Esses fatos são amplamente conhecidos; o que é menos comentado, no entanto, é que os próprios ministros do STF, para defenderem a instauração e manutenção do inquérito, fizeram uso do mesmo argumento “tu quoque”, no sentido de que seria uma reação legítima a um descumprimento prévio de normas por adversários. A narrativa é de que membros do Ministério Público e da Receita Federal estariam, igualmente, abusando de seus poderes para vazar documentos sigilosos e investigar alguns dos ministros. Um dos atos do Inquérito das Fake News já no primeiro ano foi, justamente, ordenar o afastamento de auditores da Receita Federal que estariam investigando as contas dos ministros para “achar podres”; supostamente, em retaliação à atuação dos ministros. Não é muito diferente do que se acusa em relação à Abin
Por sua vez, o suposto clima de retaliação aos ministros do STF, que teria dado causa ao Inquérito em 2019, seria devido à indignação com um dos mais vastos esquemas da história envolvendo abuso de poder para fins privados, qual seja, os escândalos de corrupção investigados pela Operação Lava Jato. A imprensa apurou à época que o estopim para a instauração do Inquérito teria sido um artigo publicado por procurador da Lava Jato afirmando a iminência de um “golpe” do STF à operação. O vocabulário empregado pareceria sugerir que o procurador partia da presunção de que os julgamentos atendiam a putativas motivações alheias à legalidade, que seria a motivação de interesse público.

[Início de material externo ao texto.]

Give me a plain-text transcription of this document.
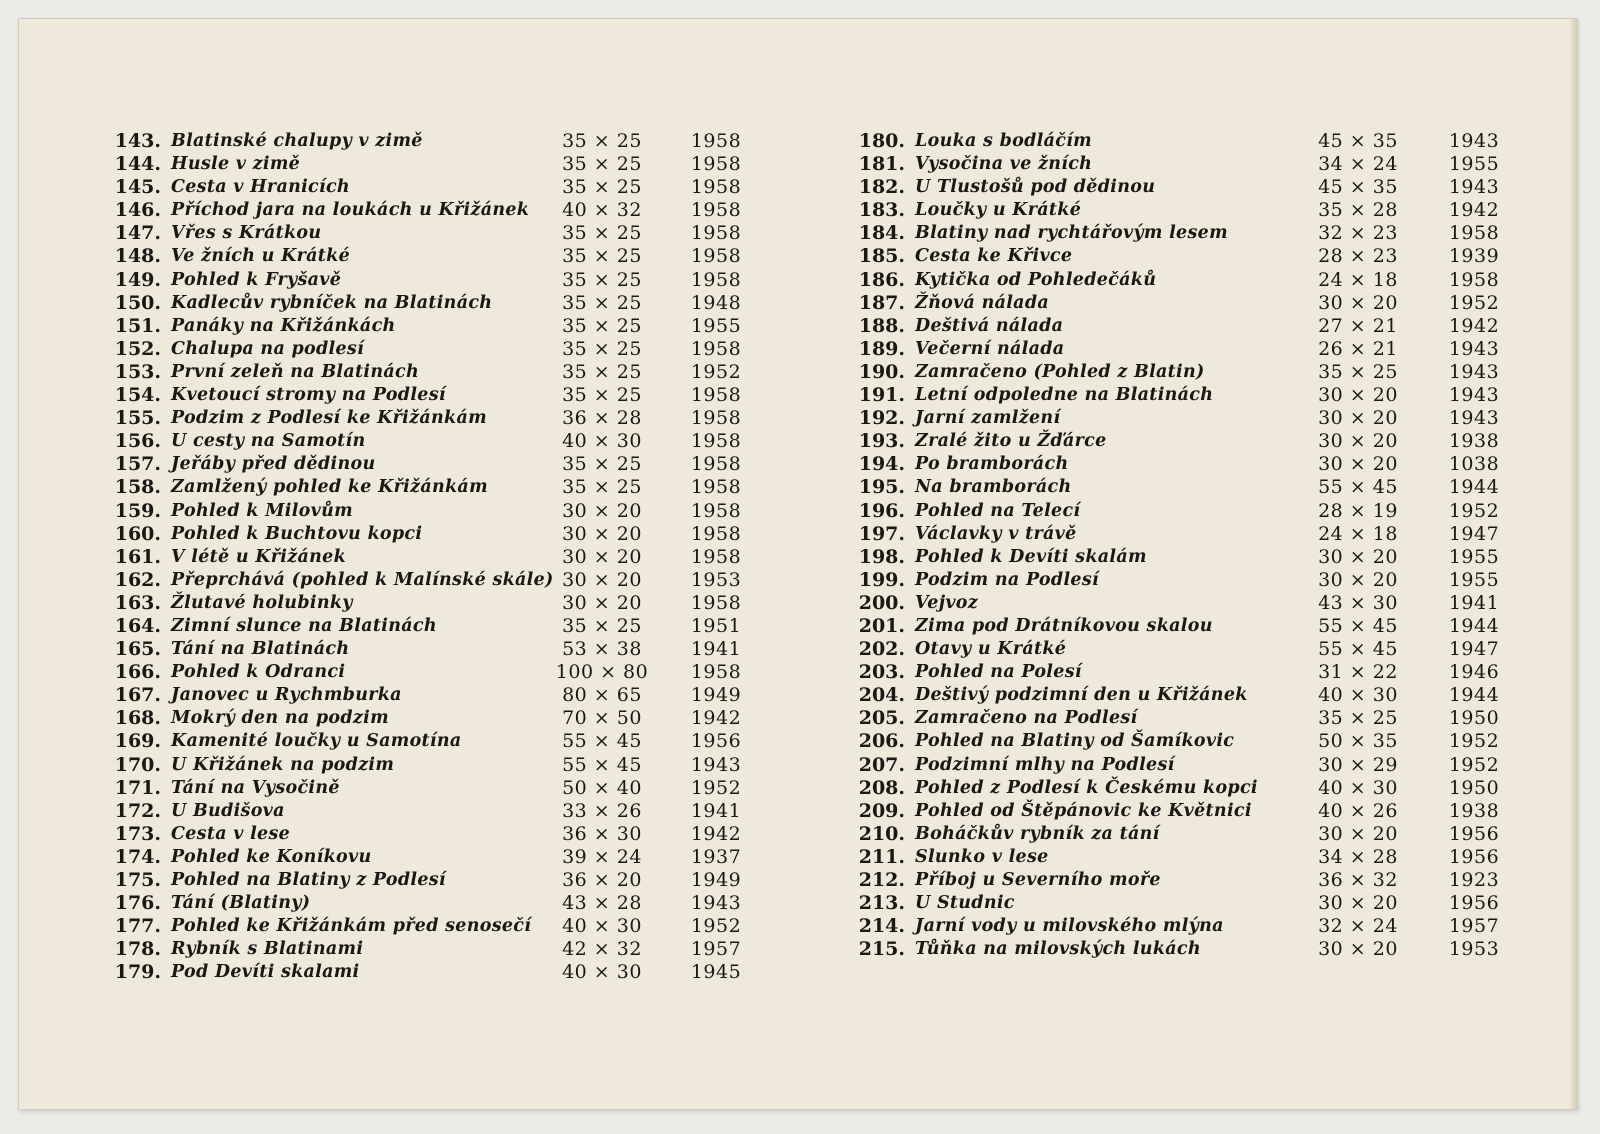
143. Blatinské chalupy v zimě	35 × 25	1958
144. Husle v zimě	35 × 25	1958
145. Cesta v Hranicích	35 × 25	1958
146. Příchod jara na loukách u Křižánek	40 × 32	1958
147. Vřes s Krátkou	35 × 25	1958
148. Ve žních u Krátké	35 × 25	1958
149. Pohled k Fryšavě	35 × 25	1958
150. Kadlecův rybníček na Blatinách	35 × 25	1948
151. Panáky na Křižánkách	35 × 25	1955
152. Chalupa na podlesí	35 × 25	1958
153. První zeleň na Blatinách	35 × 25	1952
154. Kvetoucí stromy na Podlesí	35 × 25	1958
155. Podzim z Podlesí ke Křižánkám	36 × 28	1958
156. U cesty na Samotín	40 × 30	1958
157. Jeřáby před dědinou	35 × 25	1958
158. Zamlžený pohled ke Křižánkám	35 × 25	1958
159. Pohled k Milovům	30 × 20	1958
160. Pohled k Buchtovu kopci	30 × 20	1958
161. V létě u Křižánek	30 × 20	1958
162. Přeprchává (pohled k Malínské skále) 30 × 20	1953
163. Žlutavé holubinky	30 × 20	1958
164. Zimní slunce na Blatinách	35 × 25	1951
165. Tání na Blatinách	53 × 38	1941
166. Pohled k Odranci	100 × 80	1958
167. Janovec u Rychmburka	80 × 65	1949
168. Mokrý den na podzim	70 × 50	1942
169. Kamenité loučky u Samotína	55 × 45	1956
170. U Křižánek na podzim	55 × 45	1943
171. Tání na Vysočině	50 × 40	1952
172. U Budišova	33 × 26	1941
173. Cesta v lese	36 × 30	1942
174. Pohled ke Koníkovu	39 × 24	1937
175. Pohled na Blatiny z Podlesí	36 × 20	1949
176. Tání (Blatiny)	43 × 28	1943
177. Pohled ke Křižánkám před senosečí	40 × 30	1952
178. Rybník s Blatinami	42 × 32	1957
179. Pod Devíti skalami	40 × 30	1945
180. Louka s bodláčím	45 × 35	1943
181. Vysočina ve žních	34 × 24	1955
182. U Tlustošů pod dědinou	45 × 35	1943
183. Loučky u Krátké	35 × 28	1942
184. Blatiny nad rychtářovým lesem	32 × 23	1958
185. Cesta ke Křivce	28 × 23	1939
186. Kytička od Pohledečáků	24 × 18	1958
187. Žňová nálada	30 × 20	1952
188. Deštivá nálada	27 × 21	1942
189. Večerní nálada	26 × 21	1943
190. Zamračeno (Pohled z Blatin)	35 × 25	1943
191. Letní odpoledne na Blatinách	30 × 20	1943
192. Jarní zamlžení	30 × 20	1943
193. Zralé žito u Žďárce	30 × 20	1938
194. Po bramborách	30 × 20	1038
195. Na bramborách	55 × 45	1944
196. Pohled na Telecí	28 × 19	1952
197. Václavky v trávě	24 × 18	1947
198. Pohled k Devíti skalám	30 × 20	1955
199. Podzim na Podlesí	30 × 20	1955
200. Vejvoz	43 × 30	1941
201. Zima pod Drátníkovou skalou	55 × 45	1944
202. Otavy u Krátké	55 × 45	1947
203. Pohled na Polesí	31 × 22	1946
204. Deštivý podzimní den u Křižánek	40 × 30	1944
205. Zamračeno na Podlesí	35 × 25	1950
206. Pohled na Blatiny od Šamíkovic	50 × 35	1952
207. Podzimní mlhy na Podlesí	30 × 29	1952
208. Pohled z Podlesí k Českému kopci	40 × 30	1950
209. Pohled od Štěpánovic ke Květnici	40 × 26	1938
210. Boháčkův rybník za tání	30 × 20	1956
211. Slunko v lese	34 × 28	1956
212. Příboj u Severního moře	36 × 32	1923
213. U Studnic	30 × 20	1956
214. Jarní vody u milovského mlýna	32 × 24	1957
215. Tůňka na milovských lukách	30 × 20	1953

É fácil entender como esse tipo de suposição poderia levar agentes públicos a considerarem justificado violar regras em resposta.
Feudos dentro do Estado
Seria possível estender a cadeia de causalidade até 1500. O resultado é um país onde vige um cenário generalizado de não-cooperação e corrida para tomar o Estado para fins particulares antes que o inimigo consiga fazê-lo.
O Estado brasileiro vai se parecendo cada vez mais com um conjunto de feudos controlados por guerreiros em batalha. A Abin, convertida em órgão de investigação bolsonarista; o STF, em vez de tribunal, força política empenhada em “derrotar” (nas palavras de um dos ministros) grupos políticos determinados; a PF, transformada em agência de investigação particular de ministros do STF (em depoimento ao Senado, um alto diretor da PF admitiu que o órgão estava proativamente examinando manifestações na internet contra a honra de ministros do STF).
O que fica ao léu enquanto isso é o interesse público, abandonado até pelo próprio público, que seria teoricamente o seu titular. Até mesmo os setores tradicionalmente encarregados dessa defesa – como imprensa, sempre guardiã da liberdade de expressão, ou a OAB e os juristas, vigilantes do Estado de direito – abandonaram essa posição e se tornaram verdadeiros cúmplices dos senhores feudais na perseguição aos súditos indefesos.
Uma das previsões da teoria dos jogos é o círculo vicioso pode ser quebrado se um dos agentes tomar a iniciativa de perdoar o adversário e passar a cooperar com as regras na próxima rodada, desde que o adversário responda com reciprocidade. Até o momento, não há quem se habilite.
Hugo Freitas Reis é mestre em Direito pela Universidade Federal de Minas Gerais.